Young athletes that participate in speed and agility work will get better, guaranteed. I do not have any peer reviewed research to back this up so if that’s what you are looking for you can click the X and the top of the screen. In order for the athlete to reap the benefits of the program they have to show up and do the drills. How they do it or how much effort they put in is irrelevant.

Young athletes are like sponges. They will absorb a lot of the stuff that is thrown at them. By putting them through agility drills it will teach them the skills they need to improve their quickness, whether they know it or not. It is almost subconscious. By simply showing up for their program they will benefit in terms of speed and quickness.

Here are some speed and agility tips for youth athletes.

  1. Young athletes are not mini adults. Train them like they are kids and let them have some fun. What works for the general population does not work for kids who can barely tie their shoes.
  1. Keep speed and agility drills to around 5 seconds. Anything more and the attention goes out the window. Keep the drills short and sweet to keep the kids engaged.
  1. “Trick” the athletes into moving fast or quick. We throw a lot of footballs to our youth kids. If they are running for a pass that was intentionally overthrown, they now need to run harder to get the ball. This is usually harder than they would have done on their own. Use other games or partner chases to accomplish this.
  1. Teach them good mechanics but do not spend too much time on it. This piggybacks on point 2. Teach them good form on running and jumping but too long and you will lose them. It is usually good to pick 1 thing for them to work on and continue to remind them of that 1 thing.
  1. Let them react. After a while some kids become so programmed in certain drills that they are really just rehearsing them. Let them react to a direction by pointing, saying left or right, or using different color cones to get them out of any routines.
  1. Train multiple directions and movements. Too many performance programs are only training forward and backward movements. Everything is out and back. In sport, they are usually moving in a number of different ways. Have them transition from any combination of sprinting, backpedaling, and shuffling, facing any direction
  1. Make them rotate. Young athletes that play a rotational sport are usually alright but could still use the help. Soccer and football players are in trouble. Their sport does not specifically require rotation. Rotation happens but it is not a main component. As a result these athletes lack the ability to rotate their upper body. All athletes should be able to rotate their bodies regardless of their sport.
  1. Do not spend too much time on flexibility. Most young athletes do not lack passive flexibility. They usually are missing control and stability. I would not consider this an overly urgent concern. As they get older they will become stronger and in better control of their bodies.

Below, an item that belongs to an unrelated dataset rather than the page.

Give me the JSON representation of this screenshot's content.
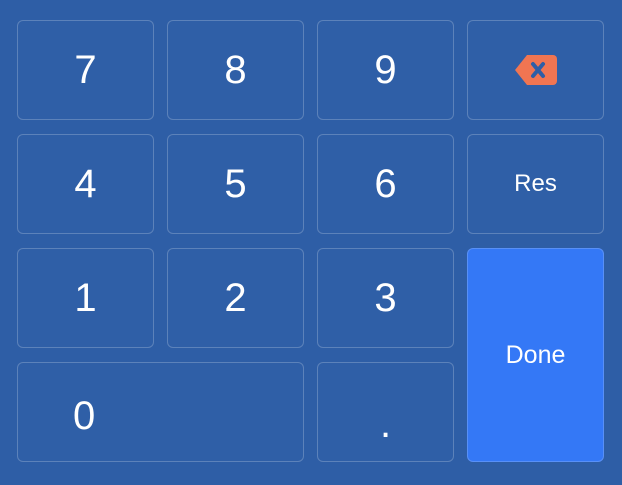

We will get a better idea of what their mobility/stability needs are later on.
  1. Do still spend time on practicing good movement. Have the kids practice squats, hip hinges, pushes, and pulls. This will help to teach them good movement that they can use when they are older.
  1. The athlete must be having fun. If they do not have fun then they are not going to try. When they do not try everyone’s time get wasted. Figure out what makes the kids tick and get it in the program. Footballs, medicine balls, and even sled pushes usually get the job done.